Good morning everyone and happy Friday! My name is Amy Ippolito and I will be blogging this morning’s Wake Up Workshop on Rhetoric, hosted by Aubrey Whitlock from ASC Education.

On this chilly Friday morning, while waiting for stragglers to come find us downstairs in Tyson the guests and Aubrey we talked about how wonderful the ASC production of Julius Caesar is. If you haven’t seen it yet, delay not but get your tickets instantly!

Aubrey then went on to talk about how Shakespeare would have learned rhetoric in school when he was a student — more so than we do in school today, though we speak more rhetorically  than we may realize. Aubrey’s goal is to outline the ASC’s methodology for teaching students rhetoric, which underscores why rhetoric is important to recognize in working Shakespeare’s text as well as how to use it to your advantage as an actor.

The ASC’s methodolgy consolidates a few hundred rhetorical devices (with Greek names like “epizeuxis” and “polyptoton”) into five thematic categories, called “the ROADS to Rhetoric”:

R- repetition

O- omission

A- addition

D- direction

S- substitution

Repetition

We begin with the “R”: repetition. Reading through Coriolanus speeches between Coriolanus and Aufidius (Aubrey’s favorite), we are able to work through both speeches finding rhetoric terms. Finding repetition with sounds building up to words, or repetition of structure, in Coriolanus we find repetition of a lot of hard “c” sounds as well as repetition of enjambment. In Aufidius’ speech we found repetition in him saying “Martius, Martius, Martius” and like Coriolanus a lot of enjambment, which we see frequently in Shakespeare’s later plays.

Omission

We then moved on to the “O” in “ROADS”: omission. Aubrey then explained it in Othello, when Iago says “I like not that” leaving Othello to fill in the blanks which leads him to (spoiler alert) eventually kill his wife. We then talked about paralepsis and how it’s a very effective and passive aggressive thing to do, for example don’t think about the color red… I bet you’re now thinking about the color red. (Yay rhetoric!) Now we’ve essentially talked about the thing we don’t want to talk about, extremely effective. Going back to the Coriolanus speeches we looked for omissions in the speeches. Sometimes we learned that characters are too direct to omit anything, though not the case we found for Coriolanus and Aufidius.
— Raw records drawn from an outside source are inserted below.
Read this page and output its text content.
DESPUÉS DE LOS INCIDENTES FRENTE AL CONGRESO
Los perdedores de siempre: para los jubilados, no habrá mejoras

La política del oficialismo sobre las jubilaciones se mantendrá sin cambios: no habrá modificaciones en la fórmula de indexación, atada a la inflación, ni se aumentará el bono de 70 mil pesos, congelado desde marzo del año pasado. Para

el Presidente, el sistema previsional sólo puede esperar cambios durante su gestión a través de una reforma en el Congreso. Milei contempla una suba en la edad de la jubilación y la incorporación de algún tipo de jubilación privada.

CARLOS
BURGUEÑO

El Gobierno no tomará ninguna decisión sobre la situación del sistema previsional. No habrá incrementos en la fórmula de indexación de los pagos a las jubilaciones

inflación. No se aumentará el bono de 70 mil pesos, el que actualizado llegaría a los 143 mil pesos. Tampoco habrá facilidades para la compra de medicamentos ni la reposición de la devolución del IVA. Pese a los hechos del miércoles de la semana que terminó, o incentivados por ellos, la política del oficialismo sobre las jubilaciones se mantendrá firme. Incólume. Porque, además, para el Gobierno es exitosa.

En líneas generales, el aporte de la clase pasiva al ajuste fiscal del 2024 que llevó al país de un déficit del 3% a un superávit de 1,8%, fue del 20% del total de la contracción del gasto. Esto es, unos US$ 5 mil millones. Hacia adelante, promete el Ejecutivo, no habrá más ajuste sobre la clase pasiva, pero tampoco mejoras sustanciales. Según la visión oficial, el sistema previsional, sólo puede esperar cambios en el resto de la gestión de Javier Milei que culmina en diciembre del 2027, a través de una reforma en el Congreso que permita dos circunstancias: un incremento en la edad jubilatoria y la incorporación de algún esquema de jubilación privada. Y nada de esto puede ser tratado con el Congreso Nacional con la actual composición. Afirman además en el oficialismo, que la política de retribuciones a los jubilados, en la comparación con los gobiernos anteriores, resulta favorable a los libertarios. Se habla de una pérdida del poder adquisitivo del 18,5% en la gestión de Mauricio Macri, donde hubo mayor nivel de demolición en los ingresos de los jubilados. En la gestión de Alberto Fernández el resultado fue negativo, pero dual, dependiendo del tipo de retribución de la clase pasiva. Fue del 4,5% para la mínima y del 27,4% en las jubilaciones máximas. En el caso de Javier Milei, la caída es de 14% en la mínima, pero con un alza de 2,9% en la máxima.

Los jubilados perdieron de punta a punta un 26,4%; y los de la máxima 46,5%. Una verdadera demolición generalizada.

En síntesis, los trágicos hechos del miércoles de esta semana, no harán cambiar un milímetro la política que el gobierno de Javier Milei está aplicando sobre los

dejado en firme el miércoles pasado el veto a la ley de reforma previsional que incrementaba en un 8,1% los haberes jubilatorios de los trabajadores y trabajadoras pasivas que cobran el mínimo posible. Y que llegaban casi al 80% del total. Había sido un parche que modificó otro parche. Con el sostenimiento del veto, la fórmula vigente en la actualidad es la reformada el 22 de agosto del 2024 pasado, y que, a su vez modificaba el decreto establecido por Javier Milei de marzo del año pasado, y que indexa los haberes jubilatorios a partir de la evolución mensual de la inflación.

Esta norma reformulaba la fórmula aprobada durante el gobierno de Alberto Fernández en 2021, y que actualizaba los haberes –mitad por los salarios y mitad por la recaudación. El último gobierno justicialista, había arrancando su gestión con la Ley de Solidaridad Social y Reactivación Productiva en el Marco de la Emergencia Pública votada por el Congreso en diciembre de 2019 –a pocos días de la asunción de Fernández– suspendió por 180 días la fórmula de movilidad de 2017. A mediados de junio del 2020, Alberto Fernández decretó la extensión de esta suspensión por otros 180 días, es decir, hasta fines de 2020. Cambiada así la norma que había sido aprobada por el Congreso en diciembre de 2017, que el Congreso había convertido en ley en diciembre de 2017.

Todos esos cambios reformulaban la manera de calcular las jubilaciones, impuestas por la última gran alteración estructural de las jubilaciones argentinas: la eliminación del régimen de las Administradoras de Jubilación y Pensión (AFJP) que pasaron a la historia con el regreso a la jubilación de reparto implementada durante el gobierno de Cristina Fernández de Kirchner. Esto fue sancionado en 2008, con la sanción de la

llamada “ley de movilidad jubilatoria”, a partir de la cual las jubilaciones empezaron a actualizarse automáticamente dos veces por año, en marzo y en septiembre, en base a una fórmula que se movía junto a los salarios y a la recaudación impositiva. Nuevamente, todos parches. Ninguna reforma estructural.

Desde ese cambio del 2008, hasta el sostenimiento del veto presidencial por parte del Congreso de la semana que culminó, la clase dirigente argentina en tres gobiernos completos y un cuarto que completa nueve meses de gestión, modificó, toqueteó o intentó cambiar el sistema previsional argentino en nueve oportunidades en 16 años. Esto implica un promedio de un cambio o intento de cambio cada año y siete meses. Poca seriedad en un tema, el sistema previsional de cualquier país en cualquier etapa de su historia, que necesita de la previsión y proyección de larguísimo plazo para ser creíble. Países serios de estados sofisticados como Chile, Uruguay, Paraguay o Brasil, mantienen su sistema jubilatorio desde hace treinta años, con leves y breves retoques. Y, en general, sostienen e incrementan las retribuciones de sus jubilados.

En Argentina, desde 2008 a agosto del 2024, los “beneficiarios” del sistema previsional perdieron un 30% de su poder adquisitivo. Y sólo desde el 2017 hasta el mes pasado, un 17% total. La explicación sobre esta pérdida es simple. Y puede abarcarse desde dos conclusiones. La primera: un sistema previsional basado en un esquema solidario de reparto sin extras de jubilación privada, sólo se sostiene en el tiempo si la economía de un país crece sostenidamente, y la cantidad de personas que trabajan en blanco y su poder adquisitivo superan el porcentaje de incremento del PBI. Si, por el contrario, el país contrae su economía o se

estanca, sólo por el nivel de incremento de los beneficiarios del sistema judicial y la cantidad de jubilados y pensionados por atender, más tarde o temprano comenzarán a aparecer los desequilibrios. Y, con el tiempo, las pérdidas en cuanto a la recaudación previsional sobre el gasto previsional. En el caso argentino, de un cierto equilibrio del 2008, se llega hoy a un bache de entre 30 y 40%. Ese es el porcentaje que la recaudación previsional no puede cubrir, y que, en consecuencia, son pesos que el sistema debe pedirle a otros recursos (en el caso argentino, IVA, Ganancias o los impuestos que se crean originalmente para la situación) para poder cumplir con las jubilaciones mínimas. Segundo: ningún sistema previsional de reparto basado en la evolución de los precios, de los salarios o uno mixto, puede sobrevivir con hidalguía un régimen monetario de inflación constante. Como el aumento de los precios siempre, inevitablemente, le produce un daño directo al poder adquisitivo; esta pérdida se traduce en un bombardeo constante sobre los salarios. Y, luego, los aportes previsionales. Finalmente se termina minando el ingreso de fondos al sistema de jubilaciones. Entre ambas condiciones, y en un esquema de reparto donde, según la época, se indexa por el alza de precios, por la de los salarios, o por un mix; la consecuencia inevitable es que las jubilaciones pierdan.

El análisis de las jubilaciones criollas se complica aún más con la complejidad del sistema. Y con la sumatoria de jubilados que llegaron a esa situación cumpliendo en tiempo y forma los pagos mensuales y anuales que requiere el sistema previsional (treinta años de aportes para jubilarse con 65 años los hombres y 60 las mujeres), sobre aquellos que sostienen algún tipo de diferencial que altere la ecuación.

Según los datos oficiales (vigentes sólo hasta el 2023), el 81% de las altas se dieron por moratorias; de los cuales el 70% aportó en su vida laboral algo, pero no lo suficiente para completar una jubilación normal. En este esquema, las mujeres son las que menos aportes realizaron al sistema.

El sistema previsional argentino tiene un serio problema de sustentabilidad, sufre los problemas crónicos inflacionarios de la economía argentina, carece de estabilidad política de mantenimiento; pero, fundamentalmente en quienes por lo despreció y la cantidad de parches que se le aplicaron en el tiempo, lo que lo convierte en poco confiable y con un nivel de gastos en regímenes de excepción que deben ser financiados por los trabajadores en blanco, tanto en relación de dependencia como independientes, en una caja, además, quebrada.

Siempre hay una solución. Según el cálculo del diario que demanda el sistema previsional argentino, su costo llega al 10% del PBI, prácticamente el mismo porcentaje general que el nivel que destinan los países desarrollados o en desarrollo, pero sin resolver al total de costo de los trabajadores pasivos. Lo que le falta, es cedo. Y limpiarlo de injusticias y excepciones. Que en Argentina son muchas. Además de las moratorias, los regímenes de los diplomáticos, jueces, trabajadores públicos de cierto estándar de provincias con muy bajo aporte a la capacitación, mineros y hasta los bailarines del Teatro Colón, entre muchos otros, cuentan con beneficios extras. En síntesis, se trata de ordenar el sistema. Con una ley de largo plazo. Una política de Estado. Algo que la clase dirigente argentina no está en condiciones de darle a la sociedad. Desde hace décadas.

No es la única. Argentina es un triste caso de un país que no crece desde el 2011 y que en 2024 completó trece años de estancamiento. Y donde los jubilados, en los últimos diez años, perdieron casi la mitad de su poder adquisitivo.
Coriolanus tended to omit any information about his family in this speech as well as the fact they he mentions what their armies have done to each other not what they have done to each other. Aufidius tends to omit any moral judgement, he knows what he is going to do.

Addition

Moving on to the “A” in “ROADS”: addition. Figures of addition tend to slow down the characters speech by adding more words to convey the same amount of information, like Bottom in A Midsummer Night’s Dream. Or like Malcom in Macbeth adding all of these adjectives to explain how awful Macbeth is. We went back to the Coriolanus text to see how and where we can find additions between Coriolanus and Aufidius. Coriolanus lists all the wonderful things he did and still they kicked him out.

Direction

Next up is the “D”: direction. Figures of direction tend to be the ones that make students go, “…huh?” because they tend to feature disordered (and therefore confusing) syntax. For example, Shakespeare often employs a device Aubrey affectionately calls “Yoda Speech,” (or, if you like the official term, hyperbaton) which is just inversion of words in a sentence. Figures of direction can also move text forwards by using lists (auxesis) like in Henry V in “O for a muse of fire…”. We talked about antithesis — holding up two ideas in comparison to one another — is the most used rhetorical device in Shakespeare.

Substitution

Running out of time, we quickly looked at the “S” in “ROADS”: substitution, where one thing stands in for something else. These devices include metaphors and similes, as well as rhetorical questions (standing in for an interrogative statement) and a device called anthimeria, or changing the part of speech of a word, like when Cleopatra turns the noun “word” into a verb: “…he words me, girls, he words me.”

And just like that it’s on to the next Plenary Paper Session! Have a great conference day!